A comment on this draft is that it might be misleading on the
security levels it claims. It mentions: "The Fact Sheet on Suite B
Cryptography requires key establishment and authentication
algorithms based on Elliptic Curve Cryptography and encryption
using AES [AES].  Suite B algorithms are defined to support two
minimum levels of security: 128 and 192 bits."

However the (D)TLS Finished message is protected by a 96-bit MAC,
thus an attacker that can break a 96-bit MAC can manipulate the TLS
handshake in any way he desires (TLS version rollback, removal of
extensions and possibly more). IMO this disqualifies the proposed
ciphersuites from claiming more than 96-bits of security.
It is important to distinguish between off-line and on-line attacks.

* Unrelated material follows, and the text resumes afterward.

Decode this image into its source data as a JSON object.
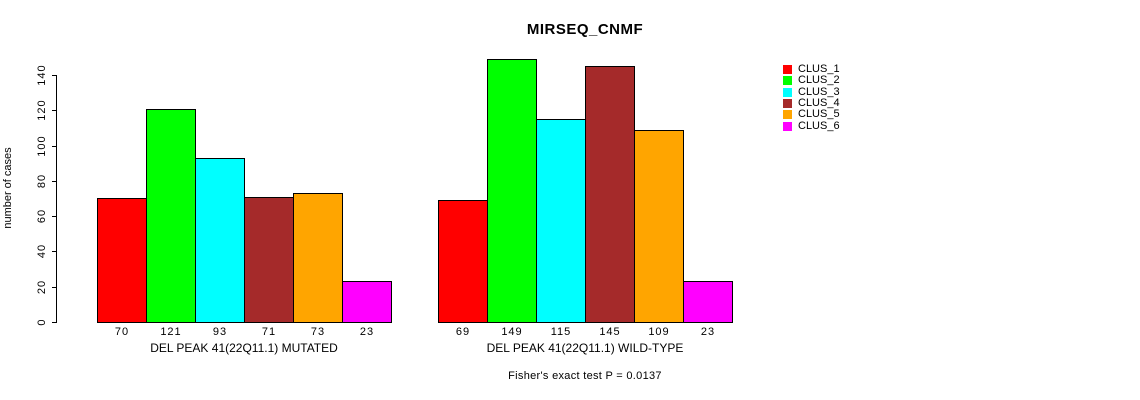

It is common (though perhaps not universal) to rate the strength of
cryptography in terms of resistance to off-line attack, and that is
what Suite B minimum levels of security express.  However, there is
no commonly agreed metric for strength against on-line attacks.  In
practice, resistance to on-line attack can be pragmatically stronger
than resistance to off-line attack, while appearing to be
mathematically weaker.  In TLS, there is no off-line attack against
the MAC in the finished message.  To test a trial guess, the attacker
must present it to the intended recipient on-line.  The protocol only
allows one chance to get the "finished" message right.  If the
message does not verify, there is a fatal error, the connection is
terminated and all cryptographic keys for the connection are
discarded.  To be secure, the probability of success has to be low
enough to be operationally impractical, as opposed to being low
enough to be technologically infeasible.  One could argue that a
32-bit or 64-bit MAC would be plenty generous for security; however,
RFC 5246 already specifies that the MAC be no shorter than 96 bits.
That is more than enough to be suitable with ANY metric for on-line
cryptographic strength, not just 128 or 192 bits needed for Suite B.

I understand that an on-line attack might have different security level requirements, but maybe it should be made clear on the security considerations that the mentioned security levels apply to off-line attacks.